Em 2004, criou a Digipix, empresa especializada em impressão de fotos digitais que cresceu rapidamente e se consolidou no mercado brasileiro.

“Depois, a gente quase quebrou na pandemia. Vendíamos para fotógrafos profissionais e amadores. Aí uma parte parou de ter festa, outra parte parou de ter viagem”

A Digipix sobreviveu ao período turbulento e se recuperou — mas ele percebeu que era hora de deixar o comando diário e ir para o conselho. Com tempo para refletir sobre o futuro, decidiu voltar a empreender em algo que tivesse um impacto real, mas sem ilusões exageradas.

“Acho que essas coisas de ‘vou construir um negócio que vai resolver os problemas do planeta e da humanidade’ são super legais depois que você faz, mas tem que ter uma cabeça bem pé no chão e focado.” 

COM EXPERIÊNCIAS COMPLEMENTARES, OS SÓCIOS MIRAM ESCALA E IMPACTO NA CADEIA DE ALIMENTOS FRESCOS

Com a Aravita, Marco decidiu não empreender sozinho. Uniu forças com Bruno, especialista em inteligência artificial que acumulou experiência no Canadá trabalhando com otimização de supply chain – justamente de alimentos – e com Aline, engenheira química com passagem pela Ambev, especialista em tecnologia aplicada ao varejo alimentar. 

Para dar conta da complexidade de uma operação voltada à modelagem de dados e inteligência artificial, a startup tem hoje 14 funcionários, a maioria formada por engenheiros e cientistas de dados, especialistas em supply chain e profissionais de produto e usabilidade. 

Experiente, Marco hoje entende que a trajetória empreendedora é uma sequência contínua de desafios: 

“A gente começa a jornada nova achando que já sabe o caminho das pedras. Mas, na verdade, a maior vantagem é já saber que vai ter muitas pedras. O que não é a mesma coisa que saber o caminho”

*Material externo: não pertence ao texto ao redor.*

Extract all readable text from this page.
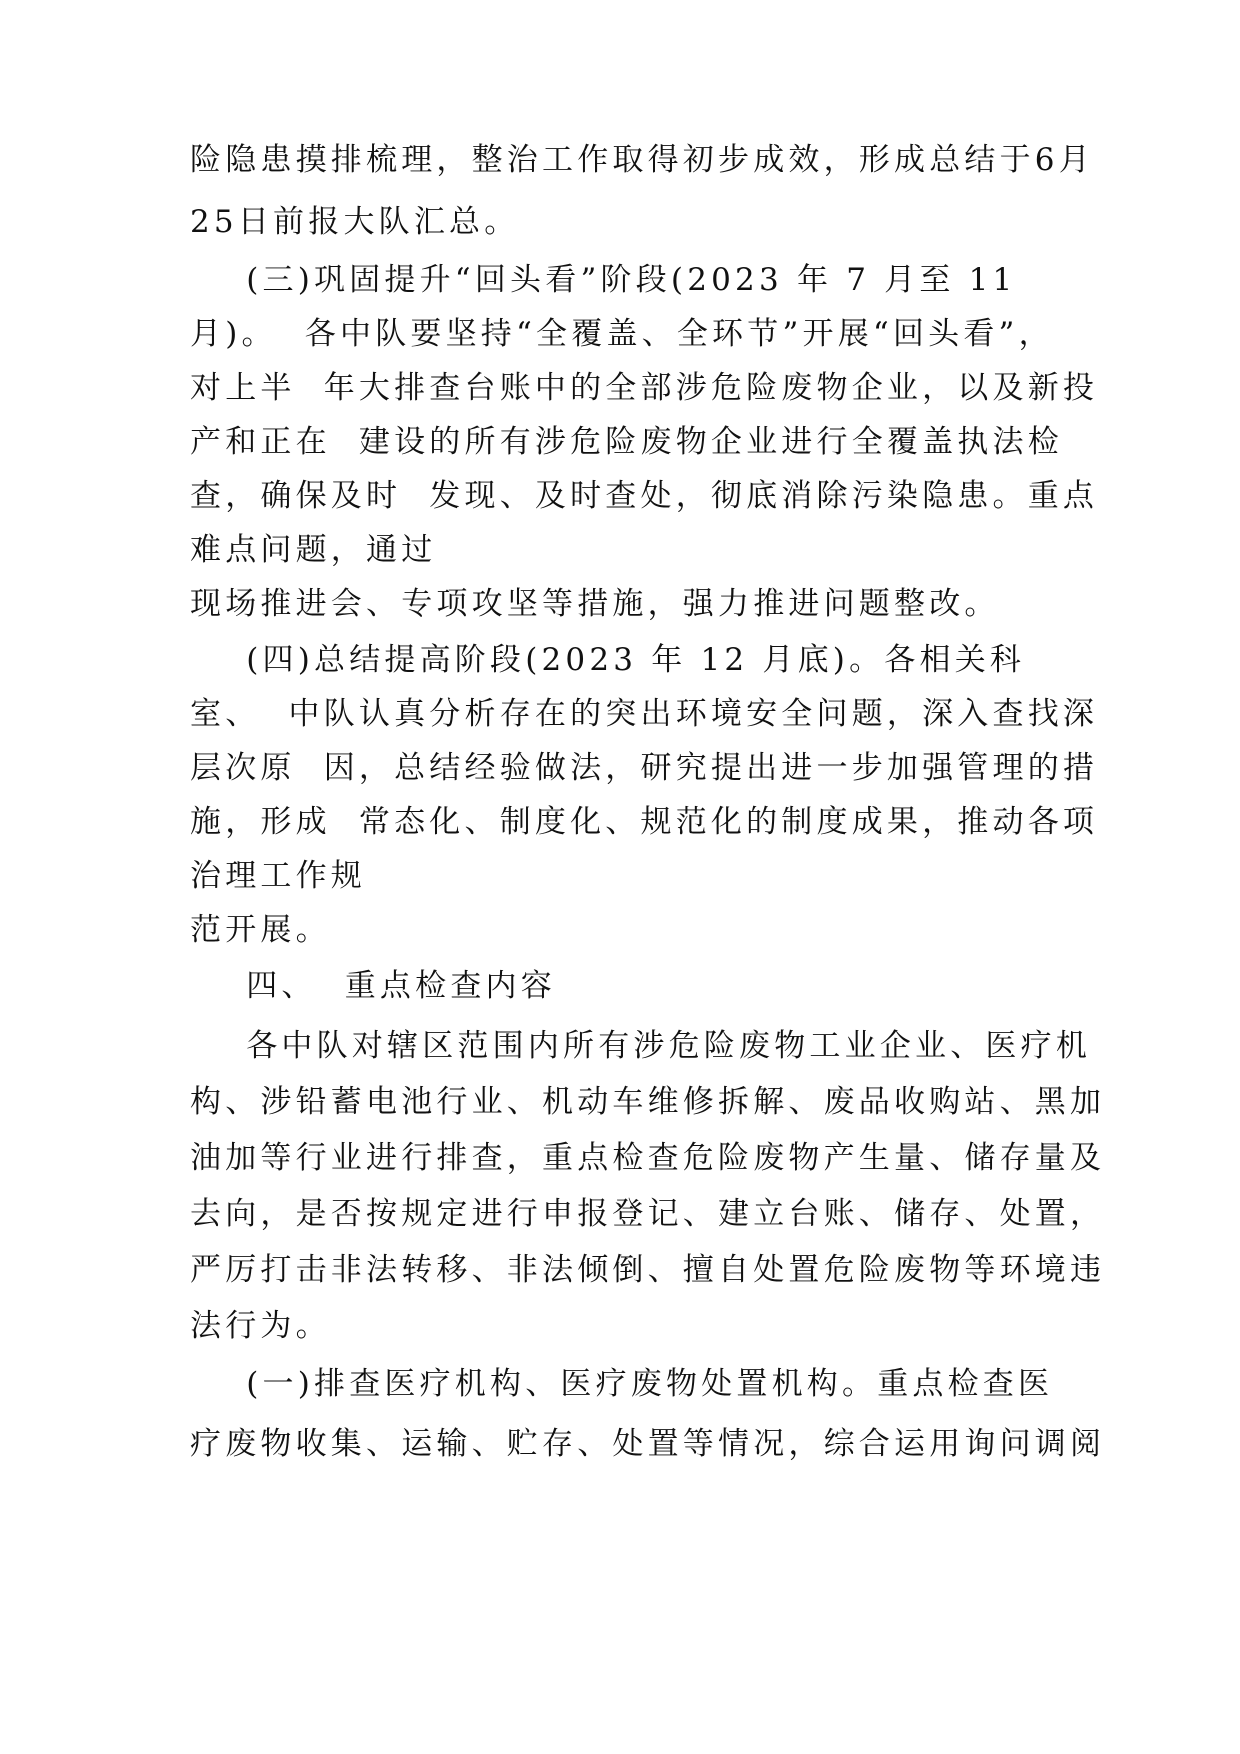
险隐患摸排梳理，整治工作取得初步成效，形成总结于6月

25日前报大队汇总。

(三)巩固提升“回头看”阶段(2023 年 7 月至 11

月)。  各中队要坚持“全覆盖、全环节”开展“回头看”，

对上半  年大排查台账中的全部涉危险废物企业，以及新投

产和正在  建设的所有涉危险废物企业进行全覆盖执法检

查，确保及时  发现、及时查处，彻底消除污染隐患。重点

难点问题，通过

现场推进会、专项攻坚等措施，强力推进问题整改。

(四)总结提高阶段(2023 年 12 月底)。各相关科

室、  中队认真分析存在的突出环境安全问题，深入查找深

层次原  因，总结经验做法，研究提出进一步加强管理的措

施，形成  常态化、制度化、规范化的制度成果，推动各项

治理工作规

范开展。

四、  重点检查内容

各中队对辖区范围内所有涉危险废物工业企业、医疗机

构、涉铅蓄电池行业、机动车维修拆解、废品收购站、黑加

油加等行业进行排查，重点检查危险废物产生量、储存量及

去向，是否按规定进行申报登记、建立台账、储存、处置，

严厉打击非法转移、非法倾倒、擅自处置危险废物等环境违

法行为。

(一)排查医疗机构、医疗废物处置机构。重点检查医

疗废物收集、运输、贮存、处置等情况，综合运用询问调阅
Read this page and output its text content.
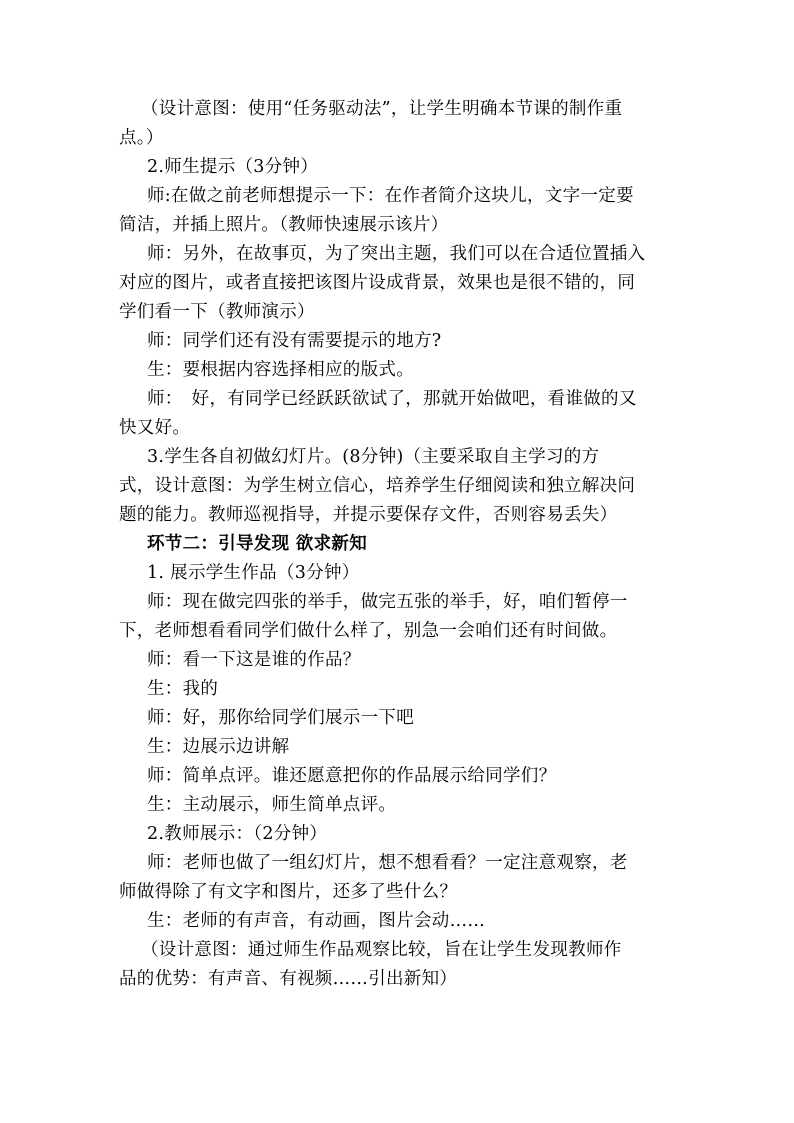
（设计意图：使用“任务驱动法”，让学生明确本节课的制作重
点。）
2.师生提示（3分钟）
师:在做之前老师想提示一下：在作者简介这块儿，文字一定要
简洁，并插上照片。（教师快速展示该片）
师：另外，在故事页，为了突出主题，我们可以在合适位置插入
对应的图片，或者直接把该图片设成背景，效果也是很不错的，同
学们看一下（教师演示）
师：同学们还有没有需要提示的地方?
生：要根据内容选择相应的版式。
师：　好，有同学已经跃跃欲试了，那就开始做吧，看谁做的又
快又好。
3.学生各自初做幻灯片。(8分钟)（主要采取自主学习的方
式，设计意图：为学生树立信心，培养学生仔细阅读和独立解决问
题的能力。教师巡视指导，并提示要保存文件，否则容易丢失）
环节二：引导发现 欲求新知
1. 展示学生作品（3分钟）
师：现在做完四张的举手，做完五张的举手，好，咱们暂停一
下，老师想看看同学们做什么样了，别急一会咱们还有时间做。
师：看一下这是谁的作品？
生：我的
师：好，那你给同学们展示一下吧
生：边展示边讲解
师：简单点评。谁还愿意把你的作品展示给同学们？
生：主动展示，师生简单点评。
2.教师展示：（2分钟）
师：老师也做了一组幻灯片，想不想看看？一定注意观察，老
师做得除了有文字和图片，还多了些什么？
生：老师的有声音，有动画，图片会动……
（设计意图：通过师生作品观察比较，旨在让学生发现教师作
品的优势：有声音、有视频……引出新知）
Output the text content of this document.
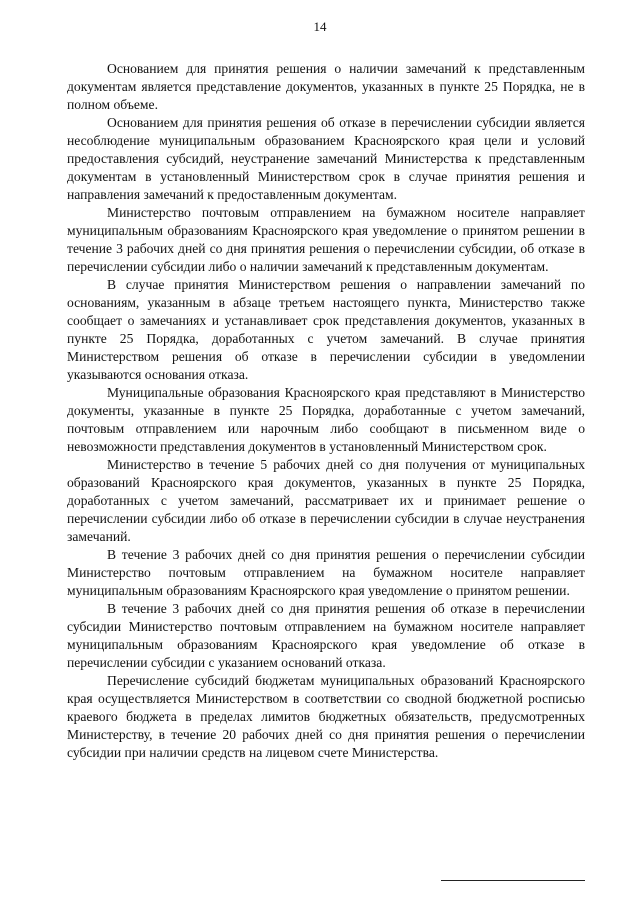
14

Основанием для принятия решения о наличии замечаний к представленным документам является представление документов, указанных в пункте 25 Порядка, не в полном объеме.

Основанием для принятия решения об отказе в перечислении субсидии является несоблюдение муниципальным образованием Красноярского края цели и условий предоставления субсидий, неустранение замечаний Министерства к представленным документам в установленный Министерством срок в случае принятия решения и направления замечаний к предоставленным документам.

Министерство почтовым отправлением на бумажном носителе направляет муниципальным образованиям Красноярского края уведомление о принятом решении в течение 3 рабочих дней со дня принятия решения о перечислении субсидии, об отказе в перечислении субсидии либо о наличии замечаний к представленным документам.

В случае принятия Министерством решения о направлении замечаний по основаниям, указанным в абзаце третьем настоящего пункта, Министерство также сообщает о замечаниях и устанавливает срок представления документов, указанных в пункте 25 Порядка, доработанных с учетом замечаний. В случае принятия Министерством решения об отказе в перечислении субсидии в уведомлении указываются основания отказа.

Муниципальные образования Красноярского края представляют в Министерство документы, указанные в пункте 25 Порядка, доработанные с учетом замечаний, почтовым отправлением или нарочным либо сообщают в письменном виде о невозможности представления документов в установленный Министерством срок.

Министерство в течение 5 рабочих дней со дня получения от муниципальных образований Красноярского края документов, указанных в пункте 25 Порядка, доработанных с учетом замечаний, рассматривает их и принимает решение о перечислении субсидии либо об отказе в перечислении субсидии в случае неустранения замечаний.

В течение 3 рабочих дней со дня принятия решения о перечислении субсидии Министерство почтовым отправлением на бумажном носителе направляет муниципальным образованиям Красноярского края уведомление о принятом решении.

В течение 3 рабочих дней со дня принятия решения об отказе в перечислении субсидии Министерство почтовым отправлением на бумажном носителе направляет муниципальным образованиям Красноярского края уведомление об отказе в перечислении субсидии с указанием оснований отказа.

Перечисление субсидий бюджетам муниципальных образований Красноярского края осуществляется Министерством в соответствии со сводной бюджетной росписью краевого бюджета в пределах лимитов бюджетных обязательств, предусмотренных Министерству, в течение 20 рабочих дней со дня принятия решения о перечислении субсидии при наличии средств на лицевом счете Министерства.
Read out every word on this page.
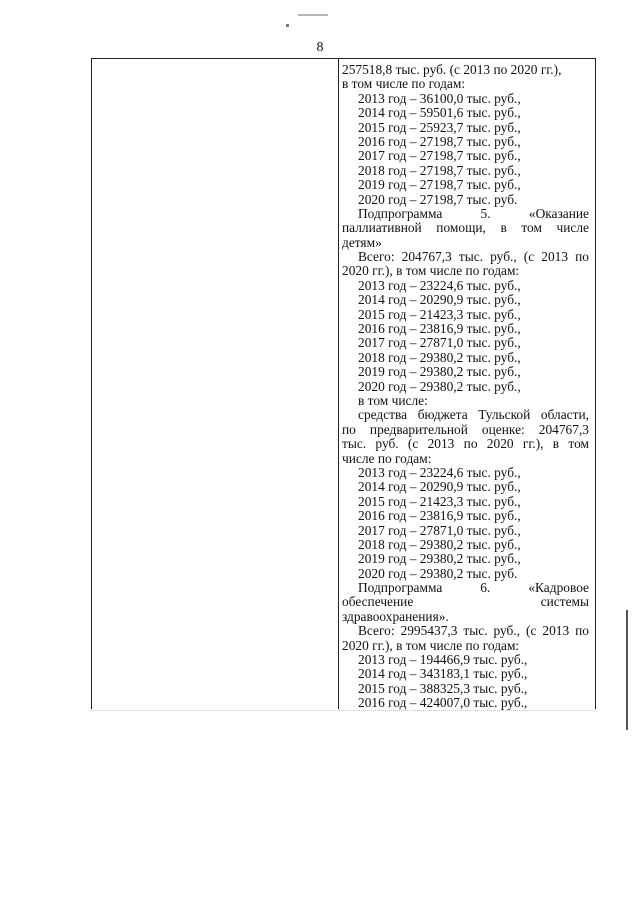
8
257518,8 тыс. руб. (с 2013 по 2020 гг.),
в том числе по годам:
2013 год – 36100,0 тыс. руб.,
2014 год – 59501,6 тыс. руб.,
2015 год – 25923,7 тыс. руб.,
2016 год – 27198,7 тыс. руб.,
2017 год – 27198,7 тыс. руб.,
2018 год – 27198,7 тыс. руб.,
2019 год – 27198,7 тыс. руб.,
2020 год – 27198,7 тыс. руб.
Подпрограмма 5. «Оказание
паллиативной помощи, в том числе
детям»
Всего: 204767,3 тыс. руб., (с 2013 по
2020 гг.), в том числе по годам:
2013 год – 23224,6 тыс. руб.,
2014 год – 20290,9 тыс. руб.,
2015 год – 21423,3 тыс. руб.,
2016 год – 23816,9 тыс. руб.,
2017 год – 27871,0 тыс. руб.,
2018 год – 29380,2 тыс. руб.,
2019 год – 29380,2 тыс. руб.,
2020 год – 29380,2 тыс. руб.,
в том числе:
средства бюджета Тульской области,
по предварительной оценке: 204767,3
тыс. руб. (с 2013 по 2020 гг.), в том
числе по годам:
2013 год – 23224,6 тыс. руб.,
2014 год – 20290,9 тыс. руб.,
2015 год – 21423,3 тыс. руб.,
2016 год – 23816,9 тыс. руб.,
2017 год – 27871,0 тыс. руб.,
2018 год – 29380,2 тыс. руб.,
2019 год – 29380,2 тыс. руб.,
2020 год – 29380,2 тыс. руб.
Подпрограмма 6. «Кадровое
обеспечение системы
здравоохранения».
Всего: 2995437,3 тыс. руб., (с 2013 по
2020 гг.), в том числе по годам:
2013 год – 194466,9 тыс. руб.,
2014 год – 343183,1 тыс. руб.,
2015 год – 388325,3 тыс. руб.,
2016 год – 424007,0 тыс. руб.,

Para o CEO, é quase como um videogame: “Quando você vence uma fase, comemora rapidinho porque daí começa a próxima e o monstrinho é maior. Isso é parte da graça do videogame e de empreender, então ‘vamos nessa’.”

Ele considera que o maior desafio que a empresa teve que lidar faz parte da evolução contínua: integrar comercial e tecnologicamente um sistema que alinha dados e inteligência com pessoas e processos. 

“A fruta que você colhe do pé começa a morrer no minuto em que você tira ela da árvore. Então, tem muitas coisas que interferem na vida dessa fruta, na atratividade dessa fruta, em como ela vai ser transportada, armazenada, vendida e percebida pelo cliente”

Apesar do desafio contínuo, a visão de futuro é clara: expandir a operação no Brasil e posteriormente alcançar mercados internacionais – ampliando o foco para além de frutas, legumes e verduras conforme a empresa conseguir validar sua tecnologia em outras categorias de alimentos frescos.